Anonimo il 11/01/2012 13:03
Bellissimo, sei proprio brava.
- Grazie mille mille mille, Nicolas!
"Sei una brava autrice" è il complimento al quale noi utenti di questo sito, aspiriamo!
Grazie ancora,
Anonimo il 09/06/2010 22:09
Allora è meglio evitare di sognare! Scrittura asciutta e accattivante, non cala mai l'attenzione. Sa di trama da fumettone, sulla falsa riga de "IL CORVO" su questo concordo con il primo commento. Comunque tu sei una brava autrice!
- E questo racconto da dove spunta? come mai non ne sapevo niente????
Che dire... bello bello bello, brava brava brava!!!!!!!!!!!!!!
come dice ivan, i sogni servono a sfogare molte cose, verissimo.
- Grazie mille per le opinioni espresse!!! Ciao a tutti!
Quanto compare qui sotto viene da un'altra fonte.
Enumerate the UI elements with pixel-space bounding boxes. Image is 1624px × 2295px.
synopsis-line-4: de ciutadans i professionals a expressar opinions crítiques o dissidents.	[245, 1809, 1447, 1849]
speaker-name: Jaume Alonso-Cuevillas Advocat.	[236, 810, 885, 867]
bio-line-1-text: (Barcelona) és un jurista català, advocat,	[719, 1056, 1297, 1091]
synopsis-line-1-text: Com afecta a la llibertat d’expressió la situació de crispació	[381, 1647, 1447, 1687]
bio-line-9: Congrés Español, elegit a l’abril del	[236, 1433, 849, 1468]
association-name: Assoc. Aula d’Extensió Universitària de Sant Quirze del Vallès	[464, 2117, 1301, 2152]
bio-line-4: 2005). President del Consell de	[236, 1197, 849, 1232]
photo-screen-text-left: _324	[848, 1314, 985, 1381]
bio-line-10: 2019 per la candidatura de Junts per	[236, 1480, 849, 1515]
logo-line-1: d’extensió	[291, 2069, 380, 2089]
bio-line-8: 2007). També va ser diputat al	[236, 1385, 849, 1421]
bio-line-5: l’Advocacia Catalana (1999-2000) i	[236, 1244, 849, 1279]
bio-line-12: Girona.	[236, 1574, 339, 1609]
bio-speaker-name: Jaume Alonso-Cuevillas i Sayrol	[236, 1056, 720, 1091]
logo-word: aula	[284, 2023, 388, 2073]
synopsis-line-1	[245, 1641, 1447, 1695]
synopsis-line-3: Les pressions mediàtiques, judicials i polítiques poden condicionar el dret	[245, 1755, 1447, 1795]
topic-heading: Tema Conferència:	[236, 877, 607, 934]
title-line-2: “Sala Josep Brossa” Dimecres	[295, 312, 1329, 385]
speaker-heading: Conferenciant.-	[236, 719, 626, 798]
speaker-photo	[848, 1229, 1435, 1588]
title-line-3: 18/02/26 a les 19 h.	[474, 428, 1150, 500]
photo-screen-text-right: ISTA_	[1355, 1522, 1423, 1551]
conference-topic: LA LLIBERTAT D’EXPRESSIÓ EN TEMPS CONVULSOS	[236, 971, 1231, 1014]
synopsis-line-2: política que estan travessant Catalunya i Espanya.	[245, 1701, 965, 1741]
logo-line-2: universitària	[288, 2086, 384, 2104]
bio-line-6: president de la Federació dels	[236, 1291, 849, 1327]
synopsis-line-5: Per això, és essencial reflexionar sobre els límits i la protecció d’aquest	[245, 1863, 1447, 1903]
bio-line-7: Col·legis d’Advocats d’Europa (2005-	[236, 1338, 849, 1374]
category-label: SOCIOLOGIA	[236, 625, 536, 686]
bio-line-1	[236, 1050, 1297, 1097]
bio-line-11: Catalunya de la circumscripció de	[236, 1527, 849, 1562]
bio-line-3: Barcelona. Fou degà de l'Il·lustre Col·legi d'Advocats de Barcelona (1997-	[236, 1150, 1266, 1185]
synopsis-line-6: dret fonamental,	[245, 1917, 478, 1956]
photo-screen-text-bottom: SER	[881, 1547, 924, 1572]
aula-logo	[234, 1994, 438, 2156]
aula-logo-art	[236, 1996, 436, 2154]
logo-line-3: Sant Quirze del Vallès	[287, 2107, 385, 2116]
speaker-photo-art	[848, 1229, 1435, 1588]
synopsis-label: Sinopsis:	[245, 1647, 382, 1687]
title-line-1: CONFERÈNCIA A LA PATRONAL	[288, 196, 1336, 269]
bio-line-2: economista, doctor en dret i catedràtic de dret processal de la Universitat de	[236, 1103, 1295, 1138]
- ... i sogni servono a sfogare molte cose. Non é il mio genere ma é scritto benissimo, corretto, incalzante, non scade mai... davvero bravo.
Anonimo il 21/08/2009 12:42
intensa piaciuta... davvero brava
- Grazie Brazir!
Anonimo il 21/08/2009 10:14
Bello, intenso. Per certi versi mi ha ricordato "THE CROW", più come fumetto, che come film.